/PyCURT

Python-based curation of radiotherapy data

Primary LanguagePythonApache License 2.0Apache-2.0

PyCURT: Python-based automated data CUration Workflow for RadioTherapy data

In the field of "Big Data" analysis in medical imaging, the problem of data curation is one of the major bottleneck, especially when data from multiple sites have to be collected and processed. Data structure, imaging protocols, scanners and nomenclature are often incosistent. Furthermore, in the field of radiation oncology, patients undergo several imaging sessions and have data coming from different modalities, like MRI, CT, PET and Radiotherapy. For this reason, it is extremely hard to have a workflow that can automatically curate this type data. With PyCURT, we are providing a tool that can automatically sort any pertinent information from an imaging study. It was originally develop to collect radiotherapy information from imaging studies but it is now also able to label MR images into 6 different contrasts (T1 pre and post contrast agent injection, T2, FLAIR, ADC and SWI) thanks to MRClass (REF).
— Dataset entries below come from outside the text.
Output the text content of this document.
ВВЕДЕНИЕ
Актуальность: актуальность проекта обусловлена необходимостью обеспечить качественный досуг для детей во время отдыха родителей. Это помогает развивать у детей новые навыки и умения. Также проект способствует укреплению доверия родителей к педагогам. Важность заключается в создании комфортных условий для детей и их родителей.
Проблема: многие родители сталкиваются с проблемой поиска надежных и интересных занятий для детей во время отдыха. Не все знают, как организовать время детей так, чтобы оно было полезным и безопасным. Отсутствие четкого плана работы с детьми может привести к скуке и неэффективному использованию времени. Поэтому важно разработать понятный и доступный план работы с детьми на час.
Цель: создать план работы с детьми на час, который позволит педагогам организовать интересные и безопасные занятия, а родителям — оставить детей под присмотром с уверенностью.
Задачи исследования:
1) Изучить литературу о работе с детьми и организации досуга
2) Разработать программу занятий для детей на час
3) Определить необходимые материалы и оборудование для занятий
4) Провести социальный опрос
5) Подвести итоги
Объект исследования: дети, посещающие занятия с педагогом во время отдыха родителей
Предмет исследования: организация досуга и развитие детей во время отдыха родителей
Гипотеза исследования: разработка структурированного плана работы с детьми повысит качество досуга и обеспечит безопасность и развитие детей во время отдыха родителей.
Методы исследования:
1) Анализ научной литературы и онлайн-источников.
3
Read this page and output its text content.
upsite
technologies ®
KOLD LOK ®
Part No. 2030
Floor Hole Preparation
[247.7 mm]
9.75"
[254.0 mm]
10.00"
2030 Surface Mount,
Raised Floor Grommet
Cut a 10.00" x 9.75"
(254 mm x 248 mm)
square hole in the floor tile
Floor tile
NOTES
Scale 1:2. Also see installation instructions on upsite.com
PyCURT has been thought as general as possible. It can take as input a folder that contains DICOM files in any strcuture. It will go through the folder and collect all the DICOM files. It will then check their integrity and it will extract important parameters, like study date, patient ID and so on. It will also look for the radiotherapy plan, that will be then used to link together all the radiotherapy data (like planning CT, structure set and dose cubes). At the end, there will be a folder with a subject/session/scan structure, and the session with RT data will be labelled as RT_* . All the other sessions will contain images coming from MR or CT modalties. All the MR images will be labelled as one of the 6 contrast mentioned before (N.B. right now, all the MR contrasts different from those listed before will be ignored and not copied in the final folder. However they will be available in the cache directory). After that, imaging data can be converted to Nifti, which is a format often used in subsequent analyses. MR and CT images, as well as dose cubes are converted. There is also the option to extract all the manually contoured structures from the RT structure set and save them as Nifti. Furthermore, instead of saving all of the strucures, you can choose to save only the one with the highest overlap with used dose cube, if present. Finally, you have the option to create a local database where all the outputs are saved in a consistent and easy-to-handle way.

Installation

PyCURT supports only Python>3.5 and it has been tested only on Linux (Ubuntu) platforms. We very strongly recommend you install PyCURT in a virtual environment. Here is a quick how-to for Ubuntu. Conda enviroments can also be used. Before installing PyCURT, there are two external tools that need to be installed:

  1. dcm2niix which is required to convert imaging data from DICOM to Nifti. Following the link, you will be prompted to download the pre-compiled version (choose Linux os).
  2. plastimatch which is required to process RT data. You can download pre-compiled binaries or build it from source.

Once those two tools are installed, you can install PyCURT. You can do it by typing the following few steps in a terminal:

  1. Clone this repository, git clone https://github.com/TransRadOnc-HIT/PyCURT.git.
  2. cd into the cloned directory, cd PyCURT.
  3. Create a virtual (or conda) environment. With anaconda you can do it by typing conda create -n pycurt python=3.7.
  4. Activate conda environment, conda activate pycurt.
  5. Install PyCURT by typing python setup.py install

Last step will create two commands, pycurt and pycurt_gui. The first one can be used to run PyCURT from command line, the second one will open a graphical user interface that can be used to configure PyCURT.